Pins and Needles was a significantly better exhibit in terms of learning. Ten original cartoons with commentary by Pett were displayed, unfortunately in a hallway leading to a movie theater. Seven reproductions from the twenty cartoons that Pett submitted to win the 2000 Pulitzer Prize for editorial cartooning were also included. Pett's commentary on his process of cartooning included exhibiting three drafts and the final cartoon. This was a minor, but interesting show.
"Yes, Virginia..." is the Newseum's annual show of Thomas Nast's Harper's Weekly engravings of Santa Claus. The exhibit included artwork from 1863, 1865, 1866, 1871, 1879, 1884, and 1885 and showed how Nast's artwork and concept of Santa progressed through a twenty-year period. According to Nast, by 1884 Santa was answering telephone requests. Since Santa Claus is so deeply embedded in American culture, an annual show devoted to the cartoonist who created him helps keep Nast's work alive.
The Art of John Cederquist: Reality of Illusion. Washington, DC: National Museum of American Art's Renwick Gallery, Smithsonian Institution, March 31--August 20, 2000.

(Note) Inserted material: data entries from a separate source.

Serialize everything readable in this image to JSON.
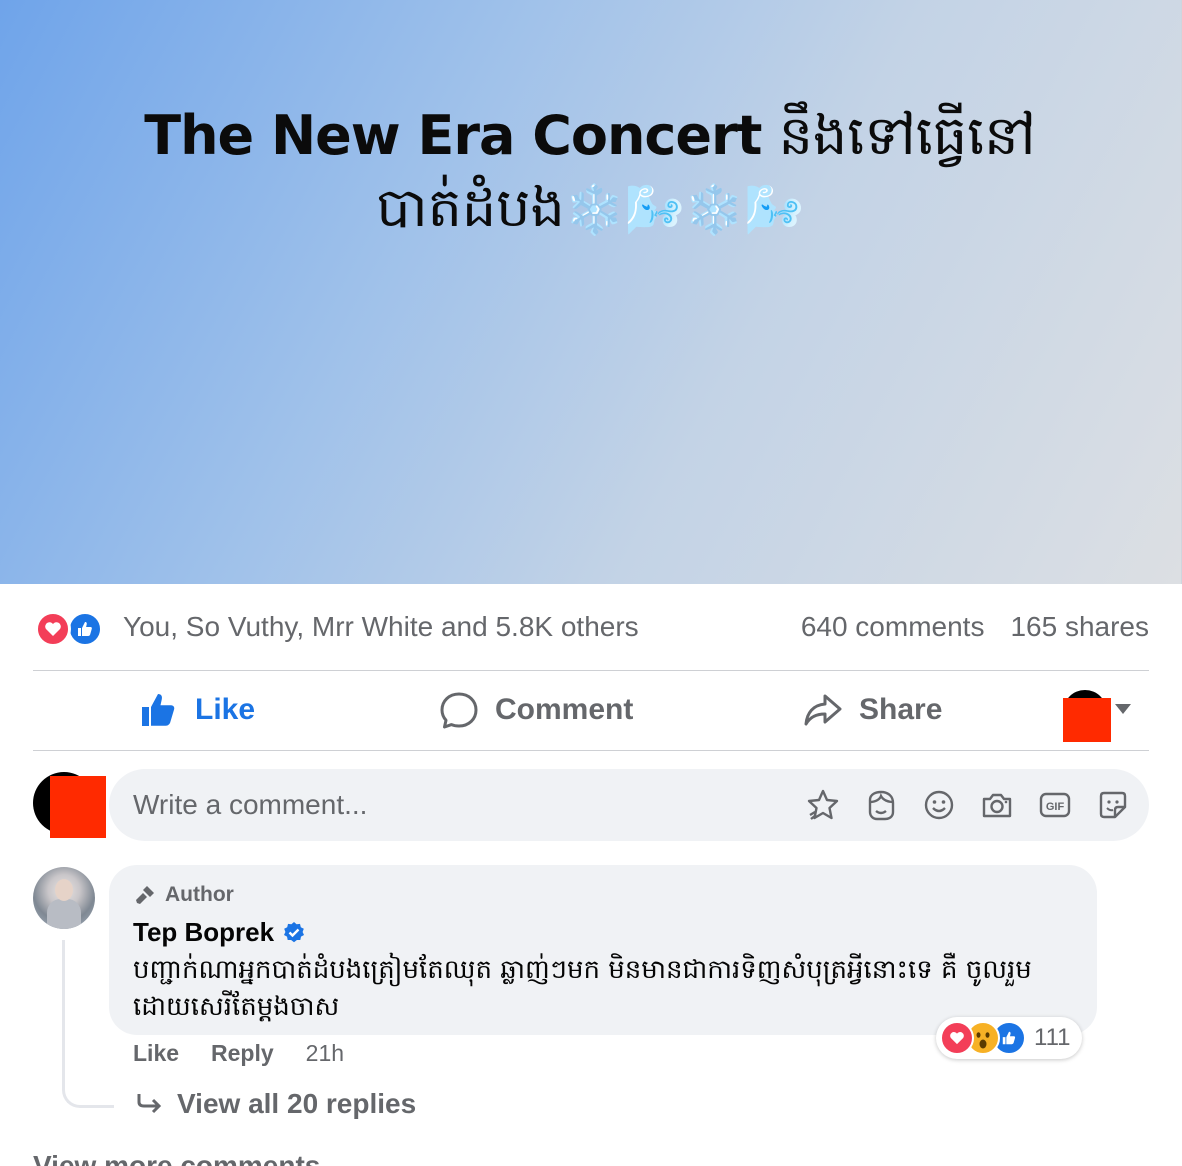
{
  "post": {
    "title_en": "The New Era Concert",
    "title_kh_line1": "នឹងទៅធ្វើនៅ",
    "title_kh_line2": "បាត់ដំបង",
    "title_emoji": "❄️🌬️❄️🌬️"
  },
  "stats": {
    "reactors": "You, So Vuthy, Mrr White and 5.8K others",
    "comments": "640 comments",
    "shares": "165 shares"
  },
  "actions": {
    "like": "Like",
    "comment": "Comment",
    "share": "Share"
  },
  "composer": {
    "placeholder": "Write a comment...",
    "tools": [
      "avatar-sticker-icon",
      "ai-face-icon",
      "emoji-icon",
      "camera-icon",
      "gif-icon",
      "sticker-icon"
    ],
    "gif_label": "GIF"
  },
  "comment": {
    "badge": "Author",
    "author": "Tep Boprek",
    "verified": true,
    "text": "បញ្ជាក់ណាអ្នកបាត់ដំបងត្រៀមតែឈុត ឆ្លាញ់ៗមក មិនមានជាការទិញសំបុត្រអ្វីនោះទេ គឺ ចូលរួមដោយសេរីតែម្តងចាស",
    "reaction_count": "111",
    "like": "Like",
    "reply": "Reply",
    "time": "21h",
    "view_replies": "View all 20 replies"
  },
  "view_more": "View more comments",
  "colors": {
    "accent": "#1b74e4",
    "love": "#f33e58",
    "wow": "#f7b125",
    "muted_text": "#65676b",
    "bubble_bg": "#f0f2f5"
  }
}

John Cederquist stretches the definition of comic art. He creates artistic wooden furniture. Cederquist is influenced by Popeye cartoons and he has copied two-dimensional furniture from the cartoons to produce three-dimensional pieces. Although this show, organized by the Oakland Museum of California, did not include any of his Popeye works among its thirteen pieces, the influence of cartoons could still be seen. "Tubular" (1990) appeared to be a bookcase made of shipping crates but had a Hokusai-style wave rolling out of the top. "Steamer Chest III" (1995) looked as though it was a coiled pipe, supported by stacked wood, with puffs of Crumb-like smoke emerging from each end of the pipe. Cederquist's titles were puns that helped define the piece -- words and pictures working together -- leading to the beginning of the definition of a cartoon. The exhibit provoked thought on what comic art really is.